If you’ve ever wondered how your code transforms from human-readable text into something your iPhone can execute, you’re about to discover a fascinating intermediate step that Apple has cleverly leveraged for years.
⛰️ The Compilation Challenge
Most developers know the basic story: write code in a programming language, then use a compiler to turn it into machine-executable code. But the reality is more complex.
We live in a world of many programming languages and many processor architectures. The Intel processor in your Mac speaks a different machine code dialect than the ARM processor in your iPhone. In theory, you could write a separate compiler for every language-processor combination, but that would mean building hundreds of different compilers—and compiler development is notoriously difficult.
🧩 The Frontend-Backend Solution
Smart compiler developers solved this by creating a two-part system:
- Frontends: Each reads one programming language
- Backends: Each writes machine code for one processor architecture
Want a C compiler for Intel processors? Simply connect your C frontend to your Intel backend. This modular approach dramatically reduces the complexity of supporting multiple languages and architectures.
⚙️ LLVM and Bitcode
Apple’s compiler, LLVM, takes this concept to its logical extreme with exceptional design. LLVM introduces an intermediate representation called bitcode—essentially machine code for an imaginary, idealized processor.
Here’s how it works:
- Frontend compiles your Swift/Objective-C code to bitcode
- Optimization passes read bitcode and output improved bitcode
- Backend converts bitcode to actual machine code for your target processor
This design is brilliant because optimizations written once can benefit all languages and all processor architectures. An optimization that speeds up C code automatically speeds up Swift code too.
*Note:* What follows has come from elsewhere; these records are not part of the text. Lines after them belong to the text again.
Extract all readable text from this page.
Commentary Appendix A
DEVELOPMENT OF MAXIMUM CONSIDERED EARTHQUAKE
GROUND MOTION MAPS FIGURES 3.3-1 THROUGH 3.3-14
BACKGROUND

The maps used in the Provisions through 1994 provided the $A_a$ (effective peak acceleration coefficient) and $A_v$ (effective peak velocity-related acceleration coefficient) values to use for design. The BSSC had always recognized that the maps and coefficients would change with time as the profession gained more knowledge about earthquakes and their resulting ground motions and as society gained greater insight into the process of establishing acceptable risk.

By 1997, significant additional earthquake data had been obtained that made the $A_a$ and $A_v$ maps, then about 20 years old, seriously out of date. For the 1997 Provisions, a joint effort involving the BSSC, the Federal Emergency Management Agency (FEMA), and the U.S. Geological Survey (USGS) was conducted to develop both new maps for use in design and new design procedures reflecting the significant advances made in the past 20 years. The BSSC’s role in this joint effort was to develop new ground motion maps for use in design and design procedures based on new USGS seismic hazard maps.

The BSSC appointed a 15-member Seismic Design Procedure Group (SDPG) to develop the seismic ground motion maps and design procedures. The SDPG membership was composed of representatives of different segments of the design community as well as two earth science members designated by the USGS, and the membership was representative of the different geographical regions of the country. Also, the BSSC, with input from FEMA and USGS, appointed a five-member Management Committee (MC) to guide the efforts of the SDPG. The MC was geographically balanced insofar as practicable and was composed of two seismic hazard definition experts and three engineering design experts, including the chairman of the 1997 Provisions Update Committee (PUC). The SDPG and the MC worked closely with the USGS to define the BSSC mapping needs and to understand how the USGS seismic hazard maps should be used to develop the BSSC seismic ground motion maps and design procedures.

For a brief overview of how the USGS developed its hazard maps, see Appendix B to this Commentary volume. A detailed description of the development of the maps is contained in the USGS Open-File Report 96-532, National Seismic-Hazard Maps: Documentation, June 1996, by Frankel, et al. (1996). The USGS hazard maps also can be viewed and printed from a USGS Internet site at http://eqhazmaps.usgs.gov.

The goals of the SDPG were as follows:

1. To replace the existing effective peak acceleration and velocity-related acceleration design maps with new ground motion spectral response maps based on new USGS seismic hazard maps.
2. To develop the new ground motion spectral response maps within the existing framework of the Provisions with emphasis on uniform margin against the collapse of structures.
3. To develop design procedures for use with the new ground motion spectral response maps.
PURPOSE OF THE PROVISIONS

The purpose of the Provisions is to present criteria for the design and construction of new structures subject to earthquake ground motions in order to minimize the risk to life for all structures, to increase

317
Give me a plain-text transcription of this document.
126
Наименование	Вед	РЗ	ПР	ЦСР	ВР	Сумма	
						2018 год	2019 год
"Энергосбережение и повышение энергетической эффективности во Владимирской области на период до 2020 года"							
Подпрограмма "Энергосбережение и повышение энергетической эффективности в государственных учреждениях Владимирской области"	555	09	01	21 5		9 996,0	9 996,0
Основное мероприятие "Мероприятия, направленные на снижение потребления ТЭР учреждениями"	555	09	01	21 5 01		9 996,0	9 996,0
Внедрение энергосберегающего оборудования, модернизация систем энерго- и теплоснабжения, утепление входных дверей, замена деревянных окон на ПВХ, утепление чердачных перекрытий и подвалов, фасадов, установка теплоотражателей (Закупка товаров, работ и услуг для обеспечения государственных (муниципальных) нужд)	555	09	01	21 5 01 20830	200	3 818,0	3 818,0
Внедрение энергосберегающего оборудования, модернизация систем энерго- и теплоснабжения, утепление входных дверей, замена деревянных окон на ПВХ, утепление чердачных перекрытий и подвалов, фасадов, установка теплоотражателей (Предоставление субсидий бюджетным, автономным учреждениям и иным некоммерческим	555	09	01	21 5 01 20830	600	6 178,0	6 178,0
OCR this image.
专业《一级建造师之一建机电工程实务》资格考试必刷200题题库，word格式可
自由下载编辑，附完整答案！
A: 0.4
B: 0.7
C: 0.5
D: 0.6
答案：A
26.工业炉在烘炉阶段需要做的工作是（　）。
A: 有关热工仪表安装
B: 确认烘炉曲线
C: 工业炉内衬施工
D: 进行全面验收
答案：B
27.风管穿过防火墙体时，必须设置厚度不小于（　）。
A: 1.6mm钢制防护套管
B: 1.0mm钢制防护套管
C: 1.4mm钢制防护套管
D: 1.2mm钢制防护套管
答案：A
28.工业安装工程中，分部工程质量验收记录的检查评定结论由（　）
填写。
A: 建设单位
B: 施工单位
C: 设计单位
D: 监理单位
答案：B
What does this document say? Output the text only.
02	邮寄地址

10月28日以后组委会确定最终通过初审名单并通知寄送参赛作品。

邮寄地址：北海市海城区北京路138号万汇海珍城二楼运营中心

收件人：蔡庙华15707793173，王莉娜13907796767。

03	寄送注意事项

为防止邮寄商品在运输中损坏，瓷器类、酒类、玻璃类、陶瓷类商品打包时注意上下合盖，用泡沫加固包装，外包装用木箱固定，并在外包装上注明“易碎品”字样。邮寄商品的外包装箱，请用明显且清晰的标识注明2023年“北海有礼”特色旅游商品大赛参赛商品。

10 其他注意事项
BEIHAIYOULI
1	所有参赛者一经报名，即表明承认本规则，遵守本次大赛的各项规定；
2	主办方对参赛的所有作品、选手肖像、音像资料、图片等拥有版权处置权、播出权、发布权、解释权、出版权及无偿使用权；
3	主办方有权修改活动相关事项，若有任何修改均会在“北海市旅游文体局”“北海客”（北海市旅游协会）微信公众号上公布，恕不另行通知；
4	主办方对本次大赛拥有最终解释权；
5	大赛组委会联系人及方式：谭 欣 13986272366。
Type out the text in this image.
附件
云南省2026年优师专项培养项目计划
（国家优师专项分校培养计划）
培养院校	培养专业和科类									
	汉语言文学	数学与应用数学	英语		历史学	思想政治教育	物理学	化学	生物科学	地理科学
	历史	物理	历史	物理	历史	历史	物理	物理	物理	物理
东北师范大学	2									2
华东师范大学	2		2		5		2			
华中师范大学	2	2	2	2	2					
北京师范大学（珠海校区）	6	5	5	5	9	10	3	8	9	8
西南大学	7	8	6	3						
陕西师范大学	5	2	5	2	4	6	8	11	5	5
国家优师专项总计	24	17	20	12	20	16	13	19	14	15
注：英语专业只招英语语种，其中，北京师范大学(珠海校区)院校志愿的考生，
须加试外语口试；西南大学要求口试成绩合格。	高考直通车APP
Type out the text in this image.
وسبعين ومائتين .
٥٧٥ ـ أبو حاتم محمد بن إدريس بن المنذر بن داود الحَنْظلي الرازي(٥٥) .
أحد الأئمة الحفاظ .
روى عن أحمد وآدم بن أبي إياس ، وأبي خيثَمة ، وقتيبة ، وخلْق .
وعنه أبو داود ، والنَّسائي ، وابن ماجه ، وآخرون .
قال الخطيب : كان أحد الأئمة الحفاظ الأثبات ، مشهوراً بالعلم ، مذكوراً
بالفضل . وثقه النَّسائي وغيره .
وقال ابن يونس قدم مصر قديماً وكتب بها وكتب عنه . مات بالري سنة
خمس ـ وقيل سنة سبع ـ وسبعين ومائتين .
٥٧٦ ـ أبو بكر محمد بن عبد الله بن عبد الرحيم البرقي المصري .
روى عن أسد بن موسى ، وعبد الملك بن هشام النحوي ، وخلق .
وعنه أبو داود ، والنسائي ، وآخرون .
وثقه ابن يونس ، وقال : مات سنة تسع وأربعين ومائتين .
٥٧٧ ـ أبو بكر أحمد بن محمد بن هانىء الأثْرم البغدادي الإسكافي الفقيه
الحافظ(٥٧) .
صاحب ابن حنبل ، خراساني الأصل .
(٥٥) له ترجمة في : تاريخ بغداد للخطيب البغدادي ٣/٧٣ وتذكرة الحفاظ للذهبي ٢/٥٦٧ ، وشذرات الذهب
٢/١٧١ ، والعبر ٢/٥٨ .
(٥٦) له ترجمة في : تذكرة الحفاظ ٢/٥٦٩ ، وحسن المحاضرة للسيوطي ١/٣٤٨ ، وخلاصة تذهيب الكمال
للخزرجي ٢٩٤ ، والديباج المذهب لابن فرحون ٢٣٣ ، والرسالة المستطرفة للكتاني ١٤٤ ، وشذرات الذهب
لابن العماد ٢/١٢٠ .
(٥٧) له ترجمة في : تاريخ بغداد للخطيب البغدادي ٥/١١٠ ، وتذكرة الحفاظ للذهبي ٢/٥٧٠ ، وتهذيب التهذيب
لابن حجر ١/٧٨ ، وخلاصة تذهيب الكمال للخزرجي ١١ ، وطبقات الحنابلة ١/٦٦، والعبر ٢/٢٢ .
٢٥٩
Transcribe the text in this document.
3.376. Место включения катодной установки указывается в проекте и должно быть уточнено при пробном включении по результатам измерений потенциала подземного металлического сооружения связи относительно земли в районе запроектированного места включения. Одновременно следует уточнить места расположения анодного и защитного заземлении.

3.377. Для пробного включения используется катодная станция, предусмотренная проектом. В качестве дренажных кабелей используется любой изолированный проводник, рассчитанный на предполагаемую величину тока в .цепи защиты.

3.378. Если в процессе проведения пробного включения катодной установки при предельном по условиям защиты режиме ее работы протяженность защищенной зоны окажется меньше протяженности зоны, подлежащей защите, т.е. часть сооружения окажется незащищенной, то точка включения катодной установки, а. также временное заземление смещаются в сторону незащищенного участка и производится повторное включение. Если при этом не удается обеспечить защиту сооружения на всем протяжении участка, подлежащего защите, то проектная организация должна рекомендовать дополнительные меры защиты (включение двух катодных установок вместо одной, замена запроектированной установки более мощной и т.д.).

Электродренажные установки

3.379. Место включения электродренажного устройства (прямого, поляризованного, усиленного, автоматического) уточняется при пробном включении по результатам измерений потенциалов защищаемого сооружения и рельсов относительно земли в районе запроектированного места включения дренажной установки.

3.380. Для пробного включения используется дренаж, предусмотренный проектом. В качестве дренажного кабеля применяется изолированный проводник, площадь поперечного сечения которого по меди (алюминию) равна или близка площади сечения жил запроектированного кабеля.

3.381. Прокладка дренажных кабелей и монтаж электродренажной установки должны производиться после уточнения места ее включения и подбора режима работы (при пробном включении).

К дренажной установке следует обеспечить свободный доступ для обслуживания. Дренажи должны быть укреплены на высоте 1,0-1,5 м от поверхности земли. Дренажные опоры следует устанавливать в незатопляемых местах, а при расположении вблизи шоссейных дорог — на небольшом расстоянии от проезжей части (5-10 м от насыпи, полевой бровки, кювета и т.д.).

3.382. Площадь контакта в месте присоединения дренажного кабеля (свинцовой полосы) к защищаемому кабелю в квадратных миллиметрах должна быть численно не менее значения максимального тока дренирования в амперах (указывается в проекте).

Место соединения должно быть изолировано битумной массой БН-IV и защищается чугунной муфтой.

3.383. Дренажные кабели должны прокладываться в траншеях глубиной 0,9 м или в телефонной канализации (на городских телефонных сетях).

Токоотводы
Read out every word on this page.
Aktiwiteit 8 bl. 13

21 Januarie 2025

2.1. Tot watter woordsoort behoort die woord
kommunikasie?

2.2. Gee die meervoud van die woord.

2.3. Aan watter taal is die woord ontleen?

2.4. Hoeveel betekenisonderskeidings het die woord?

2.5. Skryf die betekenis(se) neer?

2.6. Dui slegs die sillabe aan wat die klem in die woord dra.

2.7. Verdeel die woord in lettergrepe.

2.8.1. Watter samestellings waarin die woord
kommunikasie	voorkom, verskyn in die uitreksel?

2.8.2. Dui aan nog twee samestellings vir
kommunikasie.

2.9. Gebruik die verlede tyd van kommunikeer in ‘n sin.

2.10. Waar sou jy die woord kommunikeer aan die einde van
Why Bitcode Matters for iOS
At WWDC 2015, Apple announced they would accept bitcode submissions to the App Store instead of fully compiled machine code. This decision unlocked powerful capabilities:
Not for processor switching: Despite initial speculation, bitcode won’t enable Apple to suddenly switch iPhone processors from ARM to Intel. The frontend still bakes in processor-specific details about memory layout and special features.
For incremental improvements: The real power lies in rolling out processor enhancements to existing apps. Consider this example: early iPhones lacked a “divide integer” instruction, forcing compilers to generate slow, multi-step division code. When the iPhone 5 introduced hardware integer division, developers had to recompile and resubmit their apps to benefit.
With bitcode, Apple could have automatically recompiled all App Store apps to use the new instruction, instantly speeding up every app without any developer effort.
✨ The Apple Advantage
This capability requires controlling the entire stack: processors, compilers, App Store, and devices. Apple is uniquely positioned to execute this strategy, while platforms like Android would require coordination between multiple companies.
Apple proved bitcode’s value in 2018 when they released 64-bit Apple Watches. They automatically recompiled existing 32-bit watch apps using a new “arm64_32” mode specifically designed to work with 32-bit bitcode—a seamless transition that required zero developer intervention.
Bitcode exemplifies Apple’s integrated approach: by controlling the full technology stack, they can deliver improvements that would be impossible in fragmented ecosystems.